While not easy, he says the key to a successful foundation involves plenty of vision and elbow grease. That’s combined with a great team and plenty of support on all fronts. He’s also had to become good at PR and talking about his work. 

“My wife says when I get focussed on something, I develop tunnel vision and become oblivious to other things. This is something I am passionate about, so I am a bit like a dog with a bone.

“In my experience, tenacity and determination are often more important than talent. The persistence to keep at it in the face of adversity is probably my greatest asset. If one path is closed, then I look for another.”

An intrinsically shy and quiet guy who is largely an introvert, Chan says medicine and his desire to help people have brought him out of his shell. Speaking in public, talking about the foundation and dealing with people from all walks of life are skills he had to learn and says they are aspects which have had a big influence in shaping his personality.

“There’s no point being the best at anything if you can’t tell the story. Life is about telling stories.”

Part of Chan’s story is being an avid cyclist. He loves riding and is up at 5am most days to hit the road. He usually rides in groups and says there’s no shortage of people to ride with across Perth, especially fellow medicos. Mixing work and pleasure, he’s cycled in different parts of the world, usually in places he’s attending a conference. It’s Chan’s way of keeping fit, bolstering positive mental health and staying connected.

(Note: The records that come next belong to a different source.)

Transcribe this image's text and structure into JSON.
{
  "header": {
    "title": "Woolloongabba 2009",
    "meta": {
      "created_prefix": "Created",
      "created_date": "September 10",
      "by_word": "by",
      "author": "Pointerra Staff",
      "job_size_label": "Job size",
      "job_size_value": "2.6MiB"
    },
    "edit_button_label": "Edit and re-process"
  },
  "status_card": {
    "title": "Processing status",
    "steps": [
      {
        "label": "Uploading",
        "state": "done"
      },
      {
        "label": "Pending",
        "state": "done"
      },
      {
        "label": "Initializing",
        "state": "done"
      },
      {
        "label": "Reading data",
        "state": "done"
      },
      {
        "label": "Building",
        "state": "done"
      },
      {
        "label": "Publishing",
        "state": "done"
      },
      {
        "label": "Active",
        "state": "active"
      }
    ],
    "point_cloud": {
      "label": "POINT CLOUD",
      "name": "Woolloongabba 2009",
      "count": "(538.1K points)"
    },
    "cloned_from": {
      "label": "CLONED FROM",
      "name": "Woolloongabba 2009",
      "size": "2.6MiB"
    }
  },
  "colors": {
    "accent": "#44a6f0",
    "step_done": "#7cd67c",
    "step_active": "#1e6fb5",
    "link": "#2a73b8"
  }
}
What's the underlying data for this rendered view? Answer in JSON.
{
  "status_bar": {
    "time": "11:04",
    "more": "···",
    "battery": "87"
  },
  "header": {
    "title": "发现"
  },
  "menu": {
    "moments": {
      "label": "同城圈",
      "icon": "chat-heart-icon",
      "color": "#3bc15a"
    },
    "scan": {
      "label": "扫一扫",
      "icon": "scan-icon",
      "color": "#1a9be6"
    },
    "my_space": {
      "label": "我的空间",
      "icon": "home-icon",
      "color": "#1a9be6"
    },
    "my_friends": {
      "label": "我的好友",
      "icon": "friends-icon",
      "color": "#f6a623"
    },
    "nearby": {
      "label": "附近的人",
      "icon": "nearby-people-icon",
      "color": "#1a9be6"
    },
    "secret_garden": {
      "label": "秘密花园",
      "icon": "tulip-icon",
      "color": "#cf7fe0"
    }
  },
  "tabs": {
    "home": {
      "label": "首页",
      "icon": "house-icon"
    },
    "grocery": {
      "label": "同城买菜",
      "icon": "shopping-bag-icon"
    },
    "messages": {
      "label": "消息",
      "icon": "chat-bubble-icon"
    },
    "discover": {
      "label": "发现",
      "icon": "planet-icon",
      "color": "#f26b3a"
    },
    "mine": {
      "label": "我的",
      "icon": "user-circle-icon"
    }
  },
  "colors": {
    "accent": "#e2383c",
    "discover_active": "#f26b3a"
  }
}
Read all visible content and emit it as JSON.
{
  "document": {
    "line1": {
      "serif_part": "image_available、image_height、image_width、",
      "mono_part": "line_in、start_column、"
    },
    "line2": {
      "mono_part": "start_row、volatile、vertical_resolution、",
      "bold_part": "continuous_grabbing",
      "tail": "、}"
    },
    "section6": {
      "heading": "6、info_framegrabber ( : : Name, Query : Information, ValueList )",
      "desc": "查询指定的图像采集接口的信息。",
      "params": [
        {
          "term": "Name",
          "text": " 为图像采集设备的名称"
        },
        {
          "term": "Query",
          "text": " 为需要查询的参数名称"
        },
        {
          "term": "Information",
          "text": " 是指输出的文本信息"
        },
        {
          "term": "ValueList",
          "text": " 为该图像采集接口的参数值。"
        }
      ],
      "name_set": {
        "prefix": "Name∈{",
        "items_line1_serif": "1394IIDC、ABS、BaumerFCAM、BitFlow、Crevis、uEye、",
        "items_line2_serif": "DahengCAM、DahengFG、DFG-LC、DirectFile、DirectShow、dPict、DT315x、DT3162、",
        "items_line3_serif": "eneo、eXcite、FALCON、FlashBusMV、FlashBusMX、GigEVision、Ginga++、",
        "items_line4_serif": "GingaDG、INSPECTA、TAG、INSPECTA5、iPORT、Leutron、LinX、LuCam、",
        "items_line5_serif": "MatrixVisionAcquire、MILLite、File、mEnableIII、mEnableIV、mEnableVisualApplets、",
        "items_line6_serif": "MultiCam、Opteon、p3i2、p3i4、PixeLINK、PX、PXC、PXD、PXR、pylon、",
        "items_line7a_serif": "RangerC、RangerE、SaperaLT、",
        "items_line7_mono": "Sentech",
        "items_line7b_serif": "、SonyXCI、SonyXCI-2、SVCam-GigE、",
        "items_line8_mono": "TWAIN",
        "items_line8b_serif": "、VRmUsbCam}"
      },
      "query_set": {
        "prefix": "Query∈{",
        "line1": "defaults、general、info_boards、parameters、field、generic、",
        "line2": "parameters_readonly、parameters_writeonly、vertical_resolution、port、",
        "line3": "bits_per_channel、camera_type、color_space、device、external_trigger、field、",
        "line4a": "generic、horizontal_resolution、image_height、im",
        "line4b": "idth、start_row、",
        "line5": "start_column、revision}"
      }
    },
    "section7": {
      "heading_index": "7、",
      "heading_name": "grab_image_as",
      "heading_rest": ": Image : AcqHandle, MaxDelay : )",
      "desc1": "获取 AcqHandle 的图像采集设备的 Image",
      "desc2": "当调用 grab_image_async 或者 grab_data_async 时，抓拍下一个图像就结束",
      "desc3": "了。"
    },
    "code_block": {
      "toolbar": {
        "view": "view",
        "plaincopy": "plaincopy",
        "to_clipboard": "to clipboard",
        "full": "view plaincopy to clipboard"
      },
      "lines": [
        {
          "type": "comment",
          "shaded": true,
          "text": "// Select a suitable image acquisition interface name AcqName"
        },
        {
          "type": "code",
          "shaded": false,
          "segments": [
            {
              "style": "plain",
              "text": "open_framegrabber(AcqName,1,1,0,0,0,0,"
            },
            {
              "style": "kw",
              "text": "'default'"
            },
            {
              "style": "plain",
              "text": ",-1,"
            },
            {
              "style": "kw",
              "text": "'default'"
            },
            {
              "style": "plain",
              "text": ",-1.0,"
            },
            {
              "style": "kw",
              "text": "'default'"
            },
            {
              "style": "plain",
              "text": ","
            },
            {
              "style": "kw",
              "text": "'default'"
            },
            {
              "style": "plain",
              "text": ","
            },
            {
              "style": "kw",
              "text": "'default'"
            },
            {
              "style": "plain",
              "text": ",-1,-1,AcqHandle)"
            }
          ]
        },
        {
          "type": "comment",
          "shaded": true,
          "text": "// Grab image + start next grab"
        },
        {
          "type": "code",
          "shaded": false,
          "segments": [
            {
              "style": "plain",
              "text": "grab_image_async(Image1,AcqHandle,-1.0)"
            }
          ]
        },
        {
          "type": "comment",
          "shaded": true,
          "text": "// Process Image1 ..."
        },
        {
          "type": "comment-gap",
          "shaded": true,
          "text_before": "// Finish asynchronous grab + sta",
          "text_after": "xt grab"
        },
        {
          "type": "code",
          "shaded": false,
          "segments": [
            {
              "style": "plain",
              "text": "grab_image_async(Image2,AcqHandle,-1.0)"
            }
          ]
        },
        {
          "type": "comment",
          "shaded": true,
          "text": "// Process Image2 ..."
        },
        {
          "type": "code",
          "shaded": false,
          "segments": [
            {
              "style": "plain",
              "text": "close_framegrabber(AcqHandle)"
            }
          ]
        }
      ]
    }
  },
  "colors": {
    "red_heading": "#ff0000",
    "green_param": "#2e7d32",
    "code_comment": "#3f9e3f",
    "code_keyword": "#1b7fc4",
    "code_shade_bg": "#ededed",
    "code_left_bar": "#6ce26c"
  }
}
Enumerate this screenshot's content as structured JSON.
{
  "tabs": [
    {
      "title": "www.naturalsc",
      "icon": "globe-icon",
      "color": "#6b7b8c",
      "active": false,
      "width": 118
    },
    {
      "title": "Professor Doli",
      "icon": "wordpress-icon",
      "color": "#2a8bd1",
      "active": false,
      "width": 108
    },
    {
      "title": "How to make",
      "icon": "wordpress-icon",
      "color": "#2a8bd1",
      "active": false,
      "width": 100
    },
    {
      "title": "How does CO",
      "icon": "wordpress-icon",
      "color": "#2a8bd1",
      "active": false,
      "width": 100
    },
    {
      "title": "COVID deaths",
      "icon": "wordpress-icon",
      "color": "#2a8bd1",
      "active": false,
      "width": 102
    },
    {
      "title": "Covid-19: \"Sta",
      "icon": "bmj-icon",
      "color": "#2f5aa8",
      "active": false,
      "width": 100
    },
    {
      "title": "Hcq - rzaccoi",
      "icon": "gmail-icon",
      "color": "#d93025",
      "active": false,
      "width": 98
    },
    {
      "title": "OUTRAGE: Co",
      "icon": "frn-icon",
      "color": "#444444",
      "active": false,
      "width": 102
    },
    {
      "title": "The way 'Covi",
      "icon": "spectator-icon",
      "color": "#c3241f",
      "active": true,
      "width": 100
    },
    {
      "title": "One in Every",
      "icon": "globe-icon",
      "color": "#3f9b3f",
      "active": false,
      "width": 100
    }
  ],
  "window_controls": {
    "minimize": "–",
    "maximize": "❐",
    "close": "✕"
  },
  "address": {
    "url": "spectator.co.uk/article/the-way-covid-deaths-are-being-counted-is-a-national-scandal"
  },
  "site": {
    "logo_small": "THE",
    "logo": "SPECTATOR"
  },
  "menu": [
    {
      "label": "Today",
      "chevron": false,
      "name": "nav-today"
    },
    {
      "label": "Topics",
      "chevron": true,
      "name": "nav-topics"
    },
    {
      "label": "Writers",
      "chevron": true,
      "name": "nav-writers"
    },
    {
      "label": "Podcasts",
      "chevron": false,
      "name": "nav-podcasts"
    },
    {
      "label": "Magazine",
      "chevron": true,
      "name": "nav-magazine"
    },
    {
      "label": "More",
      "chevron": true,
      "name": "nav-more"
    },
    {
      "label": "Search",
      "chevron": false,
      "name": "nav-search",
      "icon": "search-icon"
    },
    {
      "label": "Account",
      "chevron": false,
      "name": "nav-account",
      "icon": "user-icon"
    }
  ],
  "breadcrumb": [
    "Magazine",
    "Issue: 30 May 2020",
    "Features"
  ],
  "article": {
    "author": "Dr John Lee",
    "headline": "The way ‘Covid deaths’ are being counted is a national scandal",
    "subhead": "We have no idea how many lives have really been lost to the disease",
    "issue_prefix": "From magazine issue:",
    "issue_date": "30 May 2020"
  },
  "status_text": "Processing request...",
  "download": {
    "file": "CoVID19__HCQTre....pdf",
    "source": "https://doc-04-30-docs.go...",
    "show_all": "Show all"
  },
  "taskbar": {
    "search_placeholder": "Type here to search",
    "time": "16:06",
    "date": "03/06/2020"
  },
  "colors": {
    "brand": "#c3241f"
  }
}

Family Cheah – Kylie and boys James and Miles – enjoy adventuring around WA in their caravan. The family all have bikes, the boys also like to game and, on the whole, Chan says, they probably do what every other family does. 

“We try and model good behaviour, healthy eating and exercise. We teach them to be able to express themselves well. We’re big on values and communicating what our core values are. We also teach them to be kind to themselves and each other, their friends and family. Kylie and I have lunch together every Friday – and I look forward to that every week.”